With an annoying soundtrack that just rattles on without regard for what's on the screen, wooden acting over-pantomimed as though pitched to the peanut gallery by actors unused to sound, everything that makes a melodrama tedious is present, with nothing that makes a melodrama thrilling.

A wildly popular grand guinol stage version was toned down far too much for the cinema, gutting it of its sole charm or purpose. The story needed the jingly tunes of the musical adaptation to be at all entertaining, such songs as the 1936 film never had.

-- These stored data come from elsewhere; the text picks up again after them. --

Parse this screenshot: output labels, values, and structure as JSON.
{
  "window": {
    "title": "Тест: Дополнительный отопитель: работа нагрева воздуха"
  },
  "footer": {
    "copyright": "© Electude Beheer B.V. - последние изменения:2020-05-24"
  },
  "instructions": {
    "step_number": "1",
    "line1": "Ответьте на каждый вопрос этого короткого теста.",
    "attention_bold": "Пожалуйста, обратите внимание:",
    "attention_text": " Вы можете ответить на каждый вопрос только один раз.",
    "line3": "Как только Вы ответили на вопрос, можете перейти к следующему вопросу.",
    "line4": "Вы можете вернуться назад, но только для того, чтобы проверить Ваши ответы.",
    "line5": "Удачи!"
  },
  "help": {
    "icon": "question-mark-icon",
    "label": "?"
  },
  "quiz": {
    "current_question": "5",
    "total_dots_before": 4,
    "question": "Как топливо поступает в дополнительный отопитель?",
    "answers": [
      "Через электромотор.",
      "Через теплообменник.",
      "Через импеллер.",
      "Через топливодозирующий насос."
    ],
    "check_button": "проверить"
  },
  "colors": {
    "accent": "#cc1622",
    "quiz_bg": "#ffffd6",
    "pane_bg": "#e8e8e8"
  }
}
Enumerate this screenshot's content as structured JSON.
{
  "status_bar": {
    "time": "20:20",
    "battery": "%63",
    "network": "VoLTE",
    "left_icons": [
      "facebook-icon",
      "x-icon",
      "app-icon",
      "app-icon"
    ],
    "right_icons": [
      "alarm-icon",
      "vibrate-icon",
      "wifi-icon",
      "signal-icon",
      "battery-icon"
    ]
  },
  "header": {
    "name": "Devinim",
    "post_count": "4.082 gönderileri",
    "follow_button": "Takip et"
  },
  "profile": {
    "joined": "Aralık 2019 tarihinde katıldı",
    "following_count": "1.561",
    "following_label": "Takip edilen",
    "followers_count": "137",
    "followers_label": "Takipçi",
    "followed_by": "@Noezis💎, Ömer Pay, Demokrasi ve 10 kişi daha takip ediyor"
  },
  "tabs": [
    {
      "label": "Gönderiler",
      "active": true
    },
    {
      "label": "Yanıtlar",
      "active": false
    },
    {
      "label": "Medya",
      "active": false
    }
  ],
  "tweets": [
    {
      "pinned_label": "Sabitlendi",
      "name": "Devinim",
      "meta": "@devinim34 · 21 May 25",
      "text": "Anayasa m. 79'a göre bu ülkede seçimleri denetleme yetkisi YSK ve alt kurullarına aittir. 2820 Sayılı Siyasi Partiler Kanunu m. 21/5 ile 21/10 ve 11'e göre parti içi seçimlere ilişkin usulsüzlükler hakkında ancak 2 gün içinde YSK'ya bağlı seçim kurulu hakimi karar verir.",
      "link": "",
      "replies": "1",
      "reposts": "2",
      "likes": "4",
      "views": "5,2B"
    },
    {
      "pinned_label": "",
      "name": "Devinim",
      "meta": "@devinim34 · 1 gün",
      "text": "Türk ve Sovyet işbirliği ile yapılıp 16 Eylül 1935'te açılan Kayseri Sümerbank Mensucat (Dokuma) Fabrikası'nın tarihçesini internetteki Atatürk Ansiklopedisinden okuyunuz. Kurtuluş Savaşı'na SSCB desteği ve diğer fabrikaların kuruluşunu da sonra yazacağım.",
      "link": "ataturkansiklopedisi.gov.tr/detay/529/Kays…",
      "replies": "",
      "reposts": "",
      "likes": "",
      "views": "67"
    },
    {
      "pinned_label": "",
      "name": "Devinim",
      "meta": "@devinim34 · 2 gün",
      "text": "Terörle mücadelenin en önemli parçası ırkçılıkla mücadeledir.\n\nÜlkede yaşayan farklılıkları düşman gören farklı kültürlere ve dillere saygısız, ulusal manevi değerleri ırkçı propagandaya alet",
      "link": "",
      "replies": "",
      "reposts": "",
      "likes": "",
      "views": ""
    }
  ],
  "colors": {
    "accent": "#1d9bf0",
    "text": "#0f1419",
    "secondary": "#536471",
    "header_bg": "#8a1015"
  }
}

Slaughter plays Sweeney Todd, a psycho barber in jolly old London of the 1830s. As the hoary yarn was once told, Sweeney prepped his customers in the barber chair then slit their throats, emptied their pockets, & dumped their bodies in the basement, which connects to the bakery next door, where Nellie (Stella Rho) turned them into penny meat pies for sale to the public.

Sweeney ToddBut in the tamed-down version they get dumped alive in the basement & whatever bad happens to them after that will be away from the camera's eye. It's played as black humor but is so tentative about its own material that it comes off neither black nor humorous.

If you don't know the story beforehand it will take an awfully long time to figure out what Nellie's role in it all really is, as no one actually mentions cannibalism as a possibility. No actual throat-slitting happens, no corpses are seen, no criminal act placed on screen either for laughs or suspense.

Had the film been any good, its success would have hinged on the character of Sweeney being gross & funny, but he's grossest when being lustful toward the young heroine (Eve Lister), & he's funny just about never, unless one finds the cackling catch-phrase "I polished 'em off" inherently funny.

Slaughter's hamminess though reminiscent of Vincent Price lacks Price's charismatic presence on the screen. The last half-second of Sweeney's life gave me a giggle, but otherwise the humor failed & biggest threat from the demon barber was having him bore a viewer to death.